For the purveyors of the Bay Area chain, a cookout is not just a celebration; it is their mode of operation.

White, who now owns the downtown Oakland location, describes how her grandmother, Dorothy Turner Everett, instilled the values of "taking care of family, keeping tradition, and helping community" in each generation. This is why, as many regional barbecue family businesses have shuttered or relocated, Everett & Jones has remained a cultural fixture.

White recalls starting work for the family at age 14, remembering a time at Skyline High School when a classmate said they smelled barbecue. "I knew it was me, but I wasn't going to say.

I knew I had barbecue in my pores," she said.

Before becoming the standard for Bay Area barbecue, the Everett family lived in Mississippi, near the Alabama border. A family photo from around 1948-1949, which hangs in every Everett & Jones location, shows the family outside a schoolhouse in Westpoint, Alabama.

The children, boys in overalls and girls in white dresses, are all barefoot. Dorothy Everett, who would become the matriarch, was about 16.

The family migrated to Oakland in 1952 when White's grandfather got a job on the railroad. They were part of the Great Migration, as tens of thousands of Black families moved from the Jim Crow South to Oakland's shipyards and maritime industries after World War II.

When those families opened barbecue joints in the 1960s, they brought their regional recipes. White explains that her grandmother worked at Jenkins and Flint's Barbecue, both African American-owned establishments.

When Dorothy Everett and her husband split, she was left to raise nine children.
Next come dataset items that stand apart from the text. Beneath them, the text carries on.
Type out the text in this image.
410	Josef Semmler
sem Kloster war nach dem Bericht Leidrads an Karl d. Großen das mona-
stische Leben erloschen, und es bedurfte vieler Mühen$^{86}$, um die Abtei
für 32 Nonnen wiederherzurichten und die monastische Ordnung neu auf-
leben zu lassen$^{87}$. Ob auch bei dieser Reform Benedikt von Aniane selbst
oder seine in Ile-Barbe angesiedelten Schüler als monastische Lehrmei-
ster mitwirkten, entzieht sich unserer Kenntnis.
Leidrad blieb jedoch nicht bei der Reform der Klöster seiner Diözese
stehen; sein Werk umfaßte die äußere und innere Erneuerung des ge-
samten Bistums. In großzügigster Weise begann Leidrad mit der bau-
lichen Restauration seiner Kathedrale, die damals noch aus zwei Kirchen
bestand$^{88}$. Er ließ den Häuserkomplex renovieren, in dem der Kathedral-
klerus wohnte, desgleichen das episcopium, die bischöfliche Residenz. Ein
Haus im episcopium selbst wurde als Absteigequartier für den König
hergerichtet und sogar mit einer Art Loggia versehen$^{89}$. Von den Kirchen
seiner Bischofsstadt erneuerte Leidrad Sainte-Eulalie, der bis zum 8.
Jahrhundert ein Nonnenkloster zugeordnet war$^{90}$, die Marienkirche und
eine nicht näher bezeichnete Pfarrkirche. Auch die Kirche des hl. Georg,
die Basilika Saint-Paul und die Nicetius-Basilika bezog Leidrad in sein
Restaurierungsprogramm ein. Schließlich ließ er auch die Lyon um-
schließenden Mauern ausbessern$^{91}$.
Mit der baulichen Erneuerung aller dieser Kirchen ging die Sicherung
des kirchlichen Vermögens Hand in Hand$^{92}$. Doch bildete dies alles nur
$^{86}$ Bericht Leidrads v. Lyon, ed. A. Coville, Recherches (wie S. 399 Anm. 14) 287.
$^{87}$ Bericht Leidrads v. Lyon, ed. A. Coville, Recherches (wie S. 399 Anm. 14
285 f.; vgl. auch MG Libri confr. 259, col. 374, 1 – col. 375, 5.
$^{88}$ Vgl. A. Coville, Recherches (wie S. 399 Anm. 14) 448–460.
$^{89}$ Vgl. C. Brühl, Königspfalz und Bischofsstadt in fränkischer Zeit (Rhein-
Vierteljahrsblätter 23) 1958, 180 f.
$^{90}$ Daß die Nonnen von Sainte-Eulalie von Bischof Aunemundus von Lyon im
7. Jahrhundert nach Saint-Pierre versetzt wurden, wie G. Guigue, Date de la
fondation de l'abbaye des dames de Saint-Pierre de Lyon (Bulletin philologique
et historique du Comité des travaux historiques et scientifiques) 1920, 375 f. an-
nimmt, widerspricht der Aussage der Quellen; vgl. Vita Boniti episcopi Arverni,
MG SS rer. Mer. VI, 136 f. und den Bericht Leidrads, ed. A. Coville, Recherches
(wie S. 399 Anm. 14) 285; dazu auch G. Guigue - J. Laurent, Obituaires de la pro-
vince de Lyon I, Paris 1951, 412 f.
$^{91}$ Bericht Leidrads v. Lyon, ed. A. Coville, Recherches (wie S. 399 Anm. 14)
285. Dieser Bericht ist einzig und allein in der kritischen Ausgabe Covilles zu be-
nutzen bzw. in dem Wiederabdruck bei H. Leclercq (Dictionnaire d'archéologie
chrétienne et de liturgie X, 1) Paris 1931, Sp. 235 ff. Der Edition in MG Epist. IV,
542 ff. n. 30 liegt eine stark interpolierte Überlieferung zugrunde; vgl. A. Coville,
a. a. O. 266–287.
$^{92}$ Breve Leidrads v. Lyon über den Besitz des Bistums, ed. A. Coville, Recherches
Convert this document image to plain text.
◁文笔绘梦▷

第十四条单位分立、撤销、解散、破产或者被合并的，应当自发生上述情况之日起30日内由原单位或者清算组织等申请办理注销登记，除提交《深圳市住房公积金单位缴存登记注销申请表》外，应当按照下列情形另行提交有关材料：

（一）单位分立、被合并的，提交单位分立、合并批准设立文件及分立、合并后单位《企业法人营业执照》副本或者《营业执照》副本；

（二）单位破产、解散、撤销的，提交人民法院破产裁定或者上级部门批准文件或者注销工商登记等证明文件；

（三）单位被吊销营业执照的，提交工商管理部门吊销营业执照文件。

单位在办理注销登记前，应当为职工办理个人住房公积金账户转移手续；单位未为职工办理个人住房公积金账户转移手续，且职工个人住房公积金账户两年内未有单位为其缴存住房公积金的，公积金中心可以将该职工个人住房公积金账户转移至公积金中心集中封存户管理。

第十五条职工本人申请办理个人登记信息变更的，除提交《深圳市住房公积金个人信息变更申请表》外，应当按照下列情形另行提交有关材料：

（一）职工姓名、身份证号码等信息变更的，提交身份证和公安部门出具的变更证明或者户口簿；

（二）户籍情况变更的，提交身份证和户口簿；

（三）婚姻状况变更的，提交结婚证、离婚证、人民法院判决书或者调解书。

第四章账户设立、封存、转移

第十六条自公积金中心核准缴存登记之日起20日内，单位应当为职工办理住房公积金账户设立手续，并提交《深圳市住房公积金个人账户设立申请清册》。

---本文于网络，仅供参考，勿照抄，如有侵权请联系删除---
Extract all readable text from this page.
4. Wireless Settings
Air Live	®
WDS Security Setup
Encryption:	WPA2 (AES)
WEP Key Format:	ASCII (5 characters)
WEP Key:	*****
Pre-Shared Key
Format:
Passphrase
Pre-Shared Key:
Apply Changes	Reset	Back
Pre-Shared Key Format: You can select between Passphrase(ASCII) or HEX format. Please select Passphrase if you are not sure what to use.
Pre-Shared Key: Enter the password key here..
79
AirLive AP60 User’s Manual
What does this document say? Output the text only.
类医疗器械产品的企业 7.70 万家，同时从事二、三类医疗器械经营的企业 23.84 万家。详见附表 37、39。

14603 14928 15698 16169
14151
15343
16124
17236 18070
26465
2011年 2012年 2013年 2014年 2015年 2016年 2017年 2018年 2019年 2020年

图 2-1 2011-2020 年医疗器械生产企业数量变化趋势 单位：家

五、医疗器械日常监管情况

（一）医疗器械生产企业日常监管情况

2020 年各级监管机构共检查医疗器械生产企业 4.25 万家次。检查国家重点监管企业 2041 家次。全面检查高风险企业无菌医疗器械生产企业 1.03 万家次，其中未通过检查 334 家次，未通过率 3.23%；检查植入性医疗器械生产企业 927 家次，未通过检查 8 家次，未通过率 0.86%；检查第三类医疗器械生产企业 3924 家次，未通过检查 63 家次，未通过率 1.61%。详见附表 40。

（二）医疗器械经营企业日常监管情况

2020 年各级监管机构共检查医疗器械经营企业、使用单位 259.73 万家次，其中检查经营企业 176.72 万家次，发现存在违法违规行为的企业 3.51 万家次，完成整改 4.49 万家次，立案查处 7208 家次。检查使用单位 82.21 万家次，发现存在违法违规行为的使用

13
Using her knowledge of the local barbecue industry, she secured a $700 loan from a friend and opened Everett & Jones Barbeque in 1973.

"It was rooted in a woman just really wanting to take care of her children," White said. The main draw was Everett's Special 'Que Sauce, a tangy, savory tomato-based sauce that became a uniquely Bay Area original.

The cooking process is slow and deliberate. Brisket cooks for 15 to 17 hours, ribs for 5 to 7 hours, and chicken less.

The meats rotate on an automated rotisserie grill smoked over oak wood, the same wood Dorothy Everett used when she opened her first shop. "It's not a fast process," White said.

"Like a really good relationship takes time. Slow, steady, that makes good barbecue."

At the Broadway location, a room called the "juke joint" features recycled doors and windows from Victorian homes in West Oakland. Portraits of Bay Area celebrities line the walls, including Dorothy King, the family matriarch who passed away in 2021.

A photo shows Golden State Warriors stars Steph Curry and Kevin Durant smiling with King. Concert posters from the restaurant's "Barbecue, Beer and Blues" festival feature artists like Little Milton and Bobby Womack.

Even the Raiders have a dedicated wall.

The family's most memorable cookout was on election night, November 4, 2008. Throughout the campaign, Everett & Jones served as an organizing hub for the Obama campaign in the East Bay, hosting phone banking and debate watch parties.

When networks announced Obama as the projected winner, the celebration spilled into the streets of Jack London Square. White watched from her home in West Oakland as she cared for her newborn son.

Now in its fourth generation, White's son has also begun working at Everett & Jones. This is rare in 2026, as many historic barbecue joints have closed.

Chinise Braviel, manager of the Laurel District location, notes that the pandemic and soaring beef prices decimated many East Bay barbecue spots. "I remember going to Flint's, going to Kinder's, going to KC BBQ," Braviel said.

"Now, we're like the 'Last of the Mohicans.'" Despite the Raiders and Athletics leaving and gentrification reshaping neighborhoods, the soul of Oakland's barbecue remains. "We've been here a long time, and we didn't get here by imaginary things," White said.

"It's real, built on love, soul, community, and that you can't bottle that up and make that into a social media post."